Le strutture accreditate assicurano riabilitazione, RSA, post-acuzie e assistenza territoriale, contribuendo a ridurre le liste d’attesa. Ritardare i rinnovi rischia di scaricare fragilità su tutto il sistema, pubblico compreso.

Giovanni Onesti, direttore generale AISI: “Non siamo un concorrente del pubblico: siamo una parte della risposta. Contratti adeguati significano servizi più stabili e più sicuri per i pazienti.”

Fermare l’esodo di competenze

Anni di attesa hanno spinto molti professionisti a cambiare settore, con costi organizzativi e clinici.

Fabio Vivaldi, segretario generale AISI: “Riconoscere il lavoro significa trattenere esperienza. Senza professionisti motivati non c’è continuità di cura.”

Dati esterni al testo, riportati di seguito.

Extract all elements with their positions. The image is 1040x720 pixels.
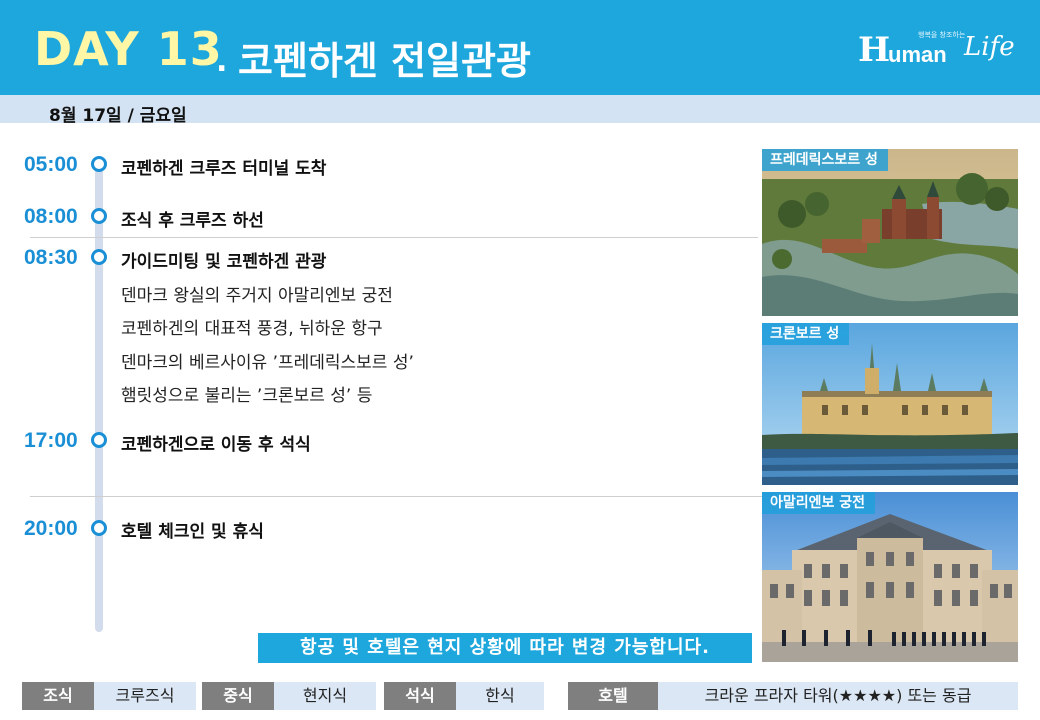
separator-line <box>30 237 758 238</box>
timeline-dot-icon <box>91 432 107 448</box>
humanlife-logo: H 행복을 창조하는 uman Life <box>858 28 1015 74</box>
photo-caption: 크론보르 성 <box>762 323 850 345</box>
hotel-label: 호텔 <box>568 682 658 710</box>
separator-line <box>30 496 762 497</box>
photo-caption: 프레데릭스보르 성 <box>762 149 888 171</box>
header-banner: DAY 13 . 코펜하겐 전일관광 H 행복을 창조하는 uman Life <box>0 0 1040 95</box>
schedule-title: 코펜하겐 크루즈 터미널 도착 <box>121 159 327 179</box>
notice-banner: 항공 및 호텔은 현지 상황에 따라 변경 가능합니다. <box>258 633 752 663</box>
logo-word-uman: uman <box>888 42 947 67</box>
schedule-title: 호텔 체크인 및 휴식 <box>121 522 264 542</box>
schedule-detail: 햄릿성으로 불리는 ’크론보르 성’ 등 <box>121 386 373 406</box>
lunch-value: 현지식 <box>274 682 376 710</box>
schedule-time: 08:00 <box>24 205 78 228</box>
kronborg-castle-photo: 크론보르 성 <box>762 323 1018 485</box>
frederiksborg-castle-photo: 프레데릭스보르 성 <box>762 149 1018 316</box>
kronborg-castle-image <box>762 323 1018 485</box>
breakfast-value: 크루즈식 <box>94 682 196 710</box>
timeline-dot-icon <box>91 249 107 265</box>
schedule-title: 코펜하겐으로 이동 후 석식 <box>121 435 311 455</box>
schedule-time: 05:00 <box>24 153 78 176</box>
schedule-detail: 코펜하겐의 대표적 풍경, 뉘하운 항구 <box>121 319 383 339</box>
hotel-value: 크라운 프라자 타워(★★★★) 또는 동급 <box>658 682 1018 710</box>
logo-tagline: 행복을 창조하는 <box>918 31 966 39</box>
schedule-title: 가이드미팅 및 코펜하겐 관광 <box>121 252 327 272</box>
schedule-detail: 덴마크의 베르사이유 ’프레데릭스보르 성’ <box>121 353 414 373</box>
logo-word-life: Life <box>964 32 1015 62</box>
photo-caption: 아말리엔보 궁전 <box>762 492 876 514</box>
schedule-title: 조식 후 크루즈 하선 <box>121 211 264 231</box>
timeline-line <box>95 160 103 632</box>
day-title: DAY 13 <box>34 22 223 76</box>
date-label: 8월 17일 / 금요일 <box>49 106 187 126</box>
amalienborg-palace-image <box>762 492 1018 662</box>
timeline-dot-icon <box>91 520 107 536</box>
logo-letter-h: H <box>858 30 891 70</box>
schedule-detail: 덴마크 왕실의 주거지 아말리엔보 궁전 <box>121 286 393 306</box>
lunch-label: 중식 <box>202 682 274 710</box>
frederiksborg-castle-image <box>762 149 1018 316</box>
dinner-label: 석식 <box>384 682 456 710</box>
schedule-time: 20:00 <box>24 517 78 540</box>
dinner-value: 한식 <box>456 682 544 710</box>
schedule-time: 17:00 <box>24 429 78 452</box>
timeline-dot-icon <box>91 208 107 224</box>
schedule-time: 08:30 <box>24 246 78 269</box>
page-title: 코펜하겐 전일관광 <box>238 39 531 83</box>
amalienborg-palace-photo: 아말리엔보 궁전 <box>762 492 1018 662</box>
day-title-dot: . <box>216 44 228 79</box>
timeline-dot-icon <box>91 156 107 172</box>
breakfast-label: 조식 <box>22 682 94 710</box>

Collegare rinnovi, qualità e accreditamento

AISI propone che i rinnovi siano integrati con criteri di qualità e trasparenza, legandoli all’accreditamento regionale: le risorse pubbliche devono sostenere chi investe su personale, sicurezza e standard omogenei sul territorio.

Un messaggio per il 2026

Rispettare il percorso definito — 15 gennaio per le risorse, 20–22 gennaio per il confronto finale — può trasformare il tavolo in un risultato misurabile per cittadini e lavoratori: più stabilità nelle strutture, minori disservizi, cure più sicure.

Impegni e monitoraggio

AISI conferma la piena disponibilità a collaborare tecnicamente con le istituzioni per definire criteri sostenibili e verificabili. L’associazione propone un monitoraggio trimestrale sull’attuazione dei rinnovi e sugli effetti su personale e qualità assistenziale, con report pubblici e condivisi.

“Servono decisioni rapide e verificabili. Solo così i rinnovi diventeranno un investimento strutturale, non un episodio.”

L’appello di AISI

AISI invita istituzioni e parti coinvolte a chiudere rapidamente il negoziato, garantendo coperture stabili e tempi vincolanti: valorizzare i professionisti significa sostenere l’intero sistema sanitario e dare al 2026 un segnale di fiducia concreta.